'Stunningly moving, beautiful, witty and urbane' Kate Saunders
Effi Briest is only seventeen when she is married off to Baron von Instetten, travelling to live with him in a provincial town on the remote Baltic coast of Prussia. He is twenty years her senior, an ambitious bureaucrat who is uninterested in his young wife, and lively Effi becomes increasingly isolated, bored and anxious in her stifling surroundings. A half-hearted affair with Major Crampas - a manipulative married man with a reputation for womanising - temporarily distracts Effi from her loneliness.
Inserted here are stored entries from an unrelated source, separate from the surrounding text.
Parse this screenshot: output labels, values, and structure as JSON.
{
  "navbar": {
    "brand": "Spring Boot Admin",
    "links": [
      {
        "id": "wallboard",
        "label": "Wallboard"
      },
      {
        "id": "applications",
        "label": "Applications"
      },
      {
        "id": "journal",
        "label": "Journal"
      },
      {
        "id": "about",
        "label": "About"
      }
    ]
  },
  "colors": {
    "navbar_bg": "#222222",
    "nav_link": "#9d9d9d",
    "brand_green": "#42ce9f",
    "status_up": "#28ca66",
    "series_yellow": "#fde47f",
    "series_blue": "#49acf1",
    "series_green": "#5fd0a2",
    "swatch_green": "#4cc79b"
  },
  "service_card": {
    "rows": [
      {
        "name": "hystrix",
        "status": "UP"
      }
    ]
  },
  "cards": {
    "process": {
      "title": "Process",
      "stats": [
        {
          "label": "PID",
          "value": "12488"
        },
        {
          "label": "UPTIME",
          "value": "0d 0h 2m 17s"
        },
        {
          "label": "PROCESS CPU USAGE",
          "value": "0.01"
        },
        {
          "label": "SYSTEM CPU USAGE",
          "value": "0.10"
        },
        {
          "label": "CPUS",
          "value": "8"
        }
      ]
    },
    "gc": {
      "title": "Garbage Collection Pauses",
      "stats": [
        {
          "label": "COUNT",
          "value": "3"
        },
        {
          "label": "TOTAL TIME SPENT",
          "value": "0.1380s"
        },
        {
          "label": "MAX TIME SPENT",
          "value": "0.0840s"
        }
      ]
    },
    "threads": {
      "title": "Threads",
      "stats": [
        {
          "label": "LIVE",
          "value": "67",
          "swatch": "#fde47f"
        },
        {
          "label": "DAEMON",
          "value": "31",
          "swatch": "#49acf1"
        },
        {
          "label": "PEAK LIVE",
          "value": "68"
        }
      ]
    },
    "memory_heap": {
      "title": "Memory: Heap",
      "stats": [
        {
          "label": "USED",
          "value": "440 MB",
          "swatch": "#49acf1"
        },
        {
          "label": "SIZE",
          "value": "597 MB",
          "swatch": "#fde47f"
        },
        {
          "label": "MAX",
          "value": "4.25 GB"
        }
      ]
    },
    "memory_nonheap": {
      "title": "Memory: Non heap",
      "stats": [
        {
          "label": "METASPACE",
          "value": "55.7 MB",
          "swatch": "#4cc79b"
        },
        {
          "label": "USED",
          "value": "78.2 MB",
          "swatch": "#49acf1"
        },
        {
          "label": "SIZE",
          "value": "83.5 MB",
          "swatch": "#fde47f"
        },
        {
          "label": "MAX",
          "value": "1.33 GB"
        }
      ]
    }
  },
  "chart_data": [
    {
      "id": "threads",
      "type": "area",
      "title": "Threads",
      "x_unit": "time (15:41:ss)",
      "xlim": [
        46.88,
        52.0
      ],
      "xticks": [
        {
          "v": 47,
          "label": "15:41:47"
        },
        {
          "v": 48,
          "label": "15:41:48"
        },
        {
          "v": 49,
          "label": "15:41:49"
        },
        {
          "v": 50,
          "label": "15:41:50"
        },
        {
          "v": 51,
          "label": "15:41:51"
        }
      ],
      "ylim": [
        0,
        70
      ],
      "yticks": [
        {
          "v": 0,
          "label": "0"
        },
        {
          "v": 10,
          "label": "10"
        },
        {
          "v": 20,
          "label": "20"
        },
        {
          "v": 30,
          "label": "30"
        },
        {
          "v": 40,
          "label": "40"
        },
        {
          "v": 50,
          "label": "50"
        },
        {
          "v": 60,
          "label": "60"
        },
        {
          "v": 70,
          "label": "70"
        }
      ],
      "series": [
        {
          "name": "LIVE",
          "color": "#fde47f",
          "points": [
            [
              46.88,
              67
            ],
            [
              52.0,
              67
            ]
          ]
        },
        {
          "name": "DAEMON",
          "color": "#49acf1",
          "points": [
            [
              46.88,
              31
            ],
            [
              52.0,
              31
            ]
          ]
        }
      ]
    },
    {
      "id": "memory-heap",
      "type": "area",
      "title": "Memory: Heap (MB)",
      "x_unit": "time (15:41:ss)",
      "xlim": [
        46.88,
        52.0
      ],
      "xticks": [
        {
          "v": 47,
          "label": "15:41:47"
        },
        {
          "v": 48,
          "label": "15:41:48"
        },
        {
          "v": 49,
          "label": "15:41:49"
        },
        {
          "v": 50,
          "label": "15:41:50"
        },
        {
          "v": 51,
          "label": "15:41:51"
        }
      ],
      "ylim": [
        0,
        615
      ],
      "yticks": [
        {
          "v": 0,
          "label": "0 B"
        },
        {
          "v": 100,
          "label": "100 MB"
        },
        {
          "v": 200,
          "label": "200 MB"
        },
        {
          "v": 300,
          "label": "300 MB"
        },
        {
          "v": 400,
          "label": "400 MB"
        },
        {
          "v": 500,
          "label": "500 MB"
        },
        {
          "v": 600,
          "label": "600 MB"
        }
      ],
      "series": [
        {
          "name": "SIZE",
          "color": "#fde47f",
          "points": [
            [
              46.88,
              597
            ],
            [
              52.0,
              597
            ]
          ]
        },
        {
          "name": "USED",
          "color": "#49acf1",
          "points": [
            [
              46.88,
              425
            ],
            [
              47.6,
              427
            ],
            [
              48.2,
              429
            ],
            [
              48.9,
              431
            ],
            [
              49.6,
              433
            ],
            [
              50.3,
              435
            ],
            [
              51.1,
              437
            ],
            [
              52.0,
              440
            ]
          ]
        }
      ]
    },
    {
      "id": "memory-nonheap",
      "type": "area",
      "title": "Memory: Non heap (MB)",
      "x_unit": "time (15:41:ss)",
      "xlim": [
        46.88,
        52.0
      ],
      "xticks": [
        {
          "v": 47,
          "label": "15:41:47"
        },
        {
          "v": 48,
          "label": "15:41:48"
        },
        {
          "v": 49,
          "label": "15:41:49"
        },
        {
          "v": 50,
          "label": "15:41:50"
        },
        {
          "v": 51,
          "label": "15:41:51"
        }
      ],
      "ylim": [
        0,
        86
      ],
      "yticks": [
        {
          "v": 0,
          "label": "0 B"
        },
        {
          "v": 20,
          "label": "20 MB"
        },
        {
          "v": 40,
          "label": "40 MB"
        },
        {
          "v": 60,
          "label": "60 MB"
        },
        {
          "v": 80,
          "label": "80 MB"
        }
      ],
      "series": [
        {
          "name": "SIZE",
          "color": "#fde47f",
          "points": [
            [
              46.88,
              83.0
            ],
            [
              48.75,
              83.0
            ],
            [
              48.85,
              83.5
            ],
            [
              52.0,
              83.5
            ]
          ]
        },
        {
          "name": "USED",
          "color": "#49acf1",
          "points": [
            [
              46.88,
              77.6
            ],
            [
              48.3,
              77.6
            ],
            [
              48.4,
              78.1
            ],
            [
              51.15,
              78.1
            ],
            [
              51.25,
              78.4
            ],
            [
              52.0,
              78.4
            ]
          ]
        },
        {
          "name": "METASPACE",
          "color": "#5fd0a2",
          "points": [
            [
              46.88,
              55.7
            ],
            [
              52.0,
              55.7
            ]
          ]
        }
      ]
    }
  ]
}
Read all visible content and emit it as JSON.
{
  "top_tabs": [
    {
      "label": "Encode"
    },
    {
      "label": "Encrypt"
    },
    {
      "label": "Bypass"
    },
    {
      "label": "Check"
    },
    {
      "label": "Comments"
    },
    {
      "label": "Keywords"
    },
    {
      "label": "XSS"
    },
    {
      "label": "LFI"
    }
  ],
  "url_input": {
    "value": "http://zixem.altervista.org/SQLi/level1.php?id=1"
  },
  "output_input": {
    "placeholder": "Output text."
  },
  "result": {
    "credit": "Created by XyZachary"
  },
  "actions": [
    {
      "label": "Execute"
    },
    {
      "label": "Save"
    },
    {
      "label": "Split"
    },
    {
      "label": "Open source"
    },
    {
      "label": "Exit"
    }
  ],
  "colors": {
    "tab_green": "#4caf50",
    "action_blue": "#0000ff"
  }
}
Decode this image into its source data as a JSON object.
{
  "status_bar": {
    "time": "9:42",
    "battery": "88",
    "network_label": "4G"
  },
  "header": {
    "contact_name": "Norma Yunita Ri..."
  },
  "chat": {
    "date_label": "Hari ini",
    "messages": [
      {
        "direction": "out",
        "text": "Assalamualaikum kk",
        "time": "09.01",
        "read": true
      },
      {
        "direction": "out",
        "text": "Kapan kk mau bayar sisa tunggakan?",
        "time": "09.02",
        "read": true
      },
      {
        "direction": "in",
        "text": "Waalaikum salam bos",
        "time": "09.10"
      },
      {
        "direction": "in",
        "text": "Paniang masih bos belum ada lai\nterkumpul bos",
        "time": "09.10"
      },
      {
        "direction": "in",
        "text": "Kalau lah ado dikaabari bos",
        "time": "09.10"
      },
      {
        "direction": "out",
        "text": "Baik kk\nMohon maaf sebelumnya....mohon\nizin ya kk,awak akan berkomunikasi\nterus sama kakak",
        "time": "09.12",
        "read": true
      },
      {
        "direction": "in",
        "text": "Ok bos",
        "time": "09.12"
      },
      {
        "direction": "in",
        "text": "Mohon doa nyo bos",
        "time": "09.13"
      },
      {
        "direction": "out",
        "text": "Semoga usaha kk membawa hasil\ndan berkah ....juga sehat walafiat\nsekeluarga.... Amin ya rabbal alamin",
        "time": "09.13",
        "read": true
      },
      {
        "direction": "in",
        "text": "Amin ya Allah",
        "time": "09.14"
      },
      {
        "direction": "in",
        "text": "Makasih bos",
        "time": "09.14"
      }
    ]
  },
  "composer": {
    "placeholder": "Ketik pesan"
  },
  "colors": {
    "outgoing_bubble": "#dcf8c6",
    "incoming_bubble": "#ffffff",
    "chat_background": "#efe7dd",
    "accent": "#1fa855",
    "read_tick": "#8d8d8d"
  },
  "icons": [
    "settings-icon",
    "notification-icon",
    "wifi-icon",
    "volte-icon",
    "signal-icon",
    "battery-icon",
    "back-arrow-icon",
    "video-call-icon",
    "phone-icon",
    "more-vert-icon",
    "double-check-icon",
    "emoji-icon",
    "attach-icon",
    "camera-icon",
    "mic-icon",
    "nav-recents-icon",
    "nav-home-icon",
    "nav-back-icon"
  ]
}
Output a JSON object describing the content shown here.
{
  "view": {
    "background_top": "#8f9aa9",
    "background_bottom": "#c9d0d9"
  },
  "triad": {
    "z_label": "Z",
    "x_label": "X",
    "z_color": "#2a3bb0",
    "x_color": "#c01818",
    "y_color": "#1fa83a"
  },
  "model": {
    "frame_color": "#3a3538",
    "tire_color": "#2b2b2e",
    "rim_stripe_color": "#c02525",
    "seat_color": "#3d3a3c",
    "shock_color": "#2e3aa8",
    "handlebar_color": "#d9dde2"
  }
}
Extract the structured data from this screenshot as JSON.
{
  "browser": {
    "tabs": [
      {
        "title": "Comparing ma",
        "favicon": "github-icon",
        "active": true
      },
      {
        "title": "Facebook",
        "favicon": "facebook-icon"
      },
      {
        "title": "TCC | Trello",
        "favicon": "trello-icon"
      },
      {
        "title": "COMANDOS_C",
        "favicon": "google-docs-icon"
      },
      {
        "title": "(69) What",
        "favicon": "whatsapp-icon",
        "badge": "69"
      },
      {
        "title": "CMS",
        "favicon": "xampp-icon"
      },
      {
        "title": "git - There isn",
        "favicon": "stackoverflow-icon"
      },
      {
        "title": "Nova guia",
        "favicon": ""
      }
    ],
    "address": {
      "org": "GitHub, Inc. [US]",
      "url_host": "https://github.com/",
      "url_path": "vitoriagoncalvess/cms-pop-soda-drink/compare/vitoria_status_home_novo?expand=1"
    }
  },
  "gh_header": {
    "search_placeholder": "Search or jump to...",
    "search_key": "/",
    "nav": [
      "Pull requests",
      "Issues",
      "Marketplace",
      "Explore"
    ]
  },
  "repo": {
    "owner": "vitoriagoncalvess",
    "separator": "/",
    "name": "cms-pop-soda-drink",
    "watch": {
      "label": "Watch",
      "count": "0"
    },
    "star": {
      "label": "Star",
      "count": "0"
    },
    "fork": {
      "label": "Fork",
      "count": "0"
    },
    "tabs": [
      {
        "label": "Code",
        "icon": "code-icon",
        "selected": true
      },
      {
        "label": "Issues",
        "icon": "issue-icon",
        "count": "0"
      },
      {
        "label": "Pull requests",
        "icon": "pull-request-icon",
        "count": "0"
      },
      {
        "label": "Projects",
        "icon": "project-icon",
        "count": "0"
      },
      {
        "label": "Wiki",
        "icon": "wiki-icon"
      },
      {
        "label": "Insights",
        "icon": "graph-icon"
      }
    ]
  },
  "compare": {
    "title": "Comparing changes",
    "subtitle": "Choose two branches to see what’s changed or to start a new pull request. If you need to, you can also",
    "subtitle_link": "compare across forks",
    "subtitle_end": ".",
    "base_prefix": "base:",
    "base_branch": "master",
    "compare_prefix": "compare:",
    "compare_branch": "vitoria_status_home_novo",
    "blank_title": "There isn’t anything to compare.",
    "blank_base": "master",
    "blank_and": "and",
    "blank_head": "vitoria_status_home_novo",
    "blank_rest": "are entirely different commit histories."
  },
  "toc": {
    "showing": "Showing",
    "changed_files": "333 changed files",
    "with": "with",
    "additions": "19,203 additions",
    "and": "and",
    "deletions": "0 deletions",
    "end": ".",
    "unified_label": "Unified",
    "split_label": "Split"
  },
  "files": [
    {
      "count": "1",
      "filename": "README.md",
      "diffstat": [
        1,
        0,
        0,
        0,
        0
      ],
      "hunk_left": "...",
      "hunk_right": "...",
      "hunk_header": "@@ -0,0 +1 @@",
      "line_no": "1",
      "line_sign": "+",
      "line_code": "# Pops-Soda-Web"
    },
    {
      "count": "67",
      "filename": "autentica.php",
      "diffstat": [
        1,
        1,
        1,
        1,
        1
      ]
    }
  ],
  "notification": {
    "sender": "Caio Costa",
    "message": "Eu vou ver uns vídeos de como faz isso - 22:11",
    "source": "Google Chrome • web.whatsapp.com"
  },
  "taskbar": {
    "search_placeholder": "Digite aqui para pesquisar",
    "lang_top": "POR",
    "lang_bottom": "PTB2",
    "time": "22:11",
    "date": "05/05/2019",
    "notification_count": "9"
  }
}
But years later, this brief liaison will return to Effi with devastating consequences.
In this witty masterpiece of poetic realism, Fontane portrays a woman torn between her own desires and her roles as wife and mother, between her heart and the obligations of social circumstance.
Part of the Pushkin Press Classics series: timeless storytelling by icons of literature, hand-picked from around the globe.
Translated by Hugh Rorrison and Helen Chambers.
Theodor Fontane (1819-98) was a German novelist and political reporter. He began writing novels - now his best-known works - at the age of 57. Fontane once said that 'women's stories are generally far more interesting', and the story of Effi Briest (1895), is considered his masterpiece.
Hugh Rorrison and Helen Chambers have translated multiple works by Theodor Fontane together. Separately, they have translated and authored works by and about Bertolt Brecht, Joseph Roth and other giants of German literature.